To jest normalne, my tez czasami sie wzdrygamy - np, jak zjemy cos kwasnego. Moja corka tez czasami wzdryga sie jak cos je, jak sobie siedzi. Moze to byc z powodu swedzenia, albo zimnego podmuchu, albo nawet metki ktora uwiera. Malec sie wzdryga zeby zmienic jej polozenie.
Jezeli bardzo Cie to martwi mozesz udac sie z corka do neurologa. On okresli czy jest to powod do obaw, ewentualnie zleci usg przezciemiaczkowe. Mozliwe ze wzdryganie sie jest tez spowodowane niedojrzaloscia ukladu nerwowego.
Czeste wzdryganie bez powodu moze byc tez spowodowane za mala iloscia witaminy B6 w organizmie maluszka.
to normalne moj przy jedzeniu jak się ekscytowal tzn coś mu smakowało to tak się wzdrygal. czasem po drzemce dalej tak ma jak przełyka tak zwanie żółtko to się wzdryga jakby strzasal sen z oczu więc to normalne dzieci tak mają jak coś bardzo smakuje albo jak coś nie smakuje itd albo jakaś emocja to wywołuje to całkiem normalne takie niemiwlaki posługują się swobodnie ciałem jego mimika i gestami nie panują nad tym tylko mimowolnie reakcje są autentyczne i całym ciałem okazane.
J.Swierczewska tez właśnie o tym słyszałam że jak dziecko tak się wzdryga to moze moec za malo witaminy B6 a tak bez konsultacji u lekarza nie chce jej podawać.

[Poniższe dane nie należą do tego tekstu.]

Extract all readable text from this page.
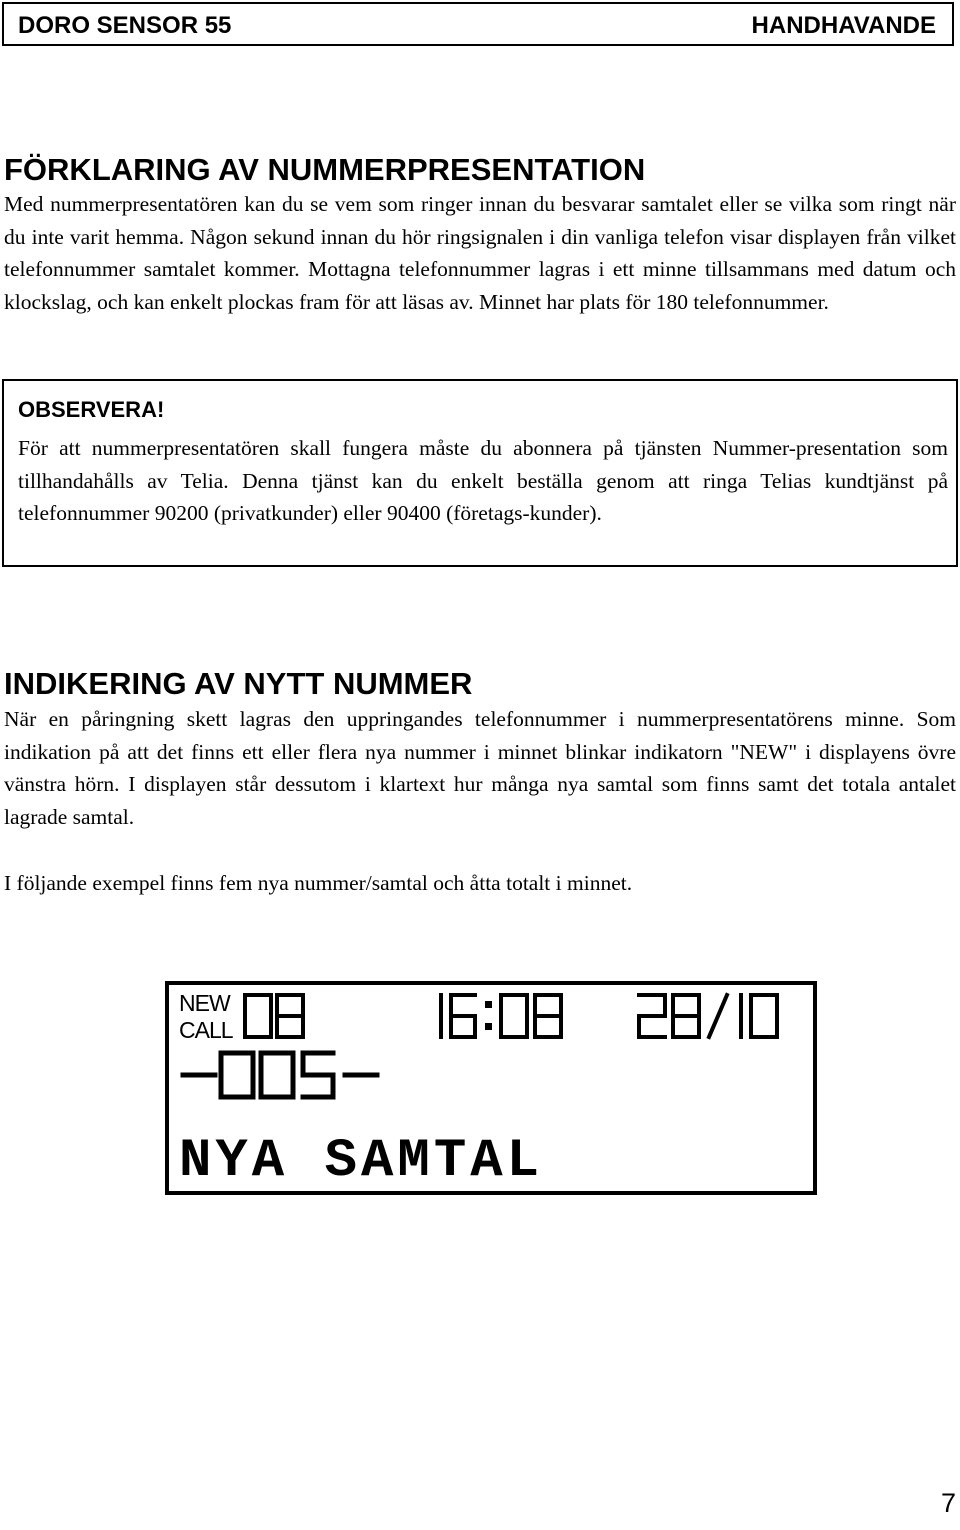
DORO SENSOR 55	HANDHAVANDE
FÖRKLARING AV NUMMERPRESENTATION

Med nummerpresentatören kan du se vem som ringer innan du besvarar samtalet eller se vilka som ringt när du inte varit hemma. Någon sekund innan du hör ringsignalen i din vanliga telefon visar displayen från vilket telefonnummer samtalet kommer. Mottagna telefonnummer lagras i ett minne tillsammans med datum och klockslag, och kan enkelt plockas fram för att läsas av. Minnet har plats för 180 telefonnummer.

OBSERVERA!
För att nummerpresentatören skall fungera måste du abonnera på tjänsten Nummer-presentation som tillhandahålls av Telia. Denna tjänst kan du enkelt beställa genom att ringa Telias kundtjänst på telefonnummer 90200 (privatkunder) eller 90400 (företags-kunder).
INDIKERING AV NYTT NUMMER

När en påringning skett lagras den uppringandes telefonnummer i nummerpresentatörens minne. Som indikation på att det finns ett eller flera nya nummer i minnet blinkar indikatorn "NEW" i displayens övre vänstra hörn. I displayen står dessutom i klartext hur många nya samtal som finns samt det totala antalet lagrade samtal.

I följande exempel finns fem nya nummer/samtal och åtta totalt i minnet.

NEW
CALL
NYA SAMTAL
7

Aisa tak właśnie może byc i duzo powodów przez to wzdryganie Robi to przy jedzeniu a czasami bez powodu
No samemu lepiej nic nie podawac. Jednak uwazam ze moze warto przejsc sie do lekarza, nawet dla swietego spokoju ;D
Też tak myślę przynajmniej będę spokojniejsza
Tylko pójdę dopiero jak bede z mala na szczepieniu zeby nie bylo że z takim czyms przychodze i jestem przewraźliwiona wtedy przy okazji zapytam
Brzmi to jak calkiem dobry plan
Też bym się nie martwiła. Mojemu mężowi np. to się rzadko zdarza, ale mnie bardzo często. Najczęściej jak już wieczorem leżę w łóżku i próbuję zasnąć
Bez konsultacji nic bym nie podawała, a jak będziesz na szczepieniu to dobra okazja by podpytać
Magros dokładnie poczekam do szczepienia i wtedy podpytam panią doktor.

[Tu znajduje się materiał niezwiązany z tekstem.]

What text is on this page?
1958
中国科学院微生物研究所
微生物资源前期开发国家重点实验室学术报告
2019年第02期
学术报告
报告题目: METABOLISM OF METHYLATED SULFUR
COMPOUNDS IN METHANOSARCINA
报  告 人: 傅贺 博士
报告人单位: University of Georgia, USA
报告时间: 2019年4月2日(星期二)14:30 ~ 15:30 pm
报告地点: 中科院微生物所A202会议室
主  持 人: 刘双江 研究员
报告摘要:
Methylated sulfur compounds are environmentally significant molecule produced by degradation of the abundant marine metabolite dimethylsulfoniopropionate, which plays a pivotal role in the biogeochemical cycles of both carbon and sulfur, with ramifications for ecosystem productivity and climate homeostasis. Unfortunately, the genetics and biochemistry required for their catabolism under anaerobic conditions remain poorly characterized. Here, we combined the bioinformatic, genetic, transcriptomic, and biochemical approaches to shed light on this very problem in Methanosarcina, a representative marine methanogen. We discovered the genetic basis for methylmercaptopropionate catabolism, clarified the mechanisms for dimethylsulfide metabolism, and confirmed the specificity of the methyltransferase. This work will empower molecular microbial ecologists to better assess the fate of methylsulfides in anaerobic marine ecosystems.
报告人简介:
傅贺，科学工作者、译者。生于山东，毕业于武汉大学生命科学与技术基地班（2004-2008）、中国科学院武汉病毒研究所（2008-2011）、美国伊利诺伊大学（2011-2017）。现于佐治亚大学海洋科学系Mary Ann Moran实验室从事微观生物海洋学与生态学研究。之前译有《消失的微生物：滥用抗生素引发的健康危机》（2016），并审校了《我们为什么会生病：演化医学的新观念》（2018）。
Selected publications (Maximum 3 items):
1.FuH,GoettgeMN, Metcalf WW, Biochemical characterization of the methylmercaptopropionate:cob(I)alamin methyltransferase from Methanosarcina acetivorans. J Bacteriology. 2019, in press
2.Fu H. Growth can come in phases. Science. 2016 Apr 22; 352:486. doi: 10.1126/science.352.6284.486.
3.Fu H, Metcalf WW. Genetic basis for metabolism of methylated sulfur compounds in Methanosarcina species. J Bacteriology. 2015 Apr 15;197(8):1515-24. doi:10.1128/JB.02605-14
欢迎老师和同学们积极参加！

Agusia8 dzieci mają dziwne zachowania i my mamy odrazu to wylapujemy i się martwimy myślę że to przejściowe ale najlepiej podpytaj jak będziesz na szczepieniu
Właśnie tak jest ze na wszystko zwracamy uwagę i jak juz coś nas niepokoi to sie zaczynamy martwić.
Podpytam napewno będę spokojniejsza chociaż może niepotrzebnie panikuje i przesadzam ale ja tam mam
Najlepsze rozwiązanie zapytać się lekarza. Na pewno miał z tym już styczność.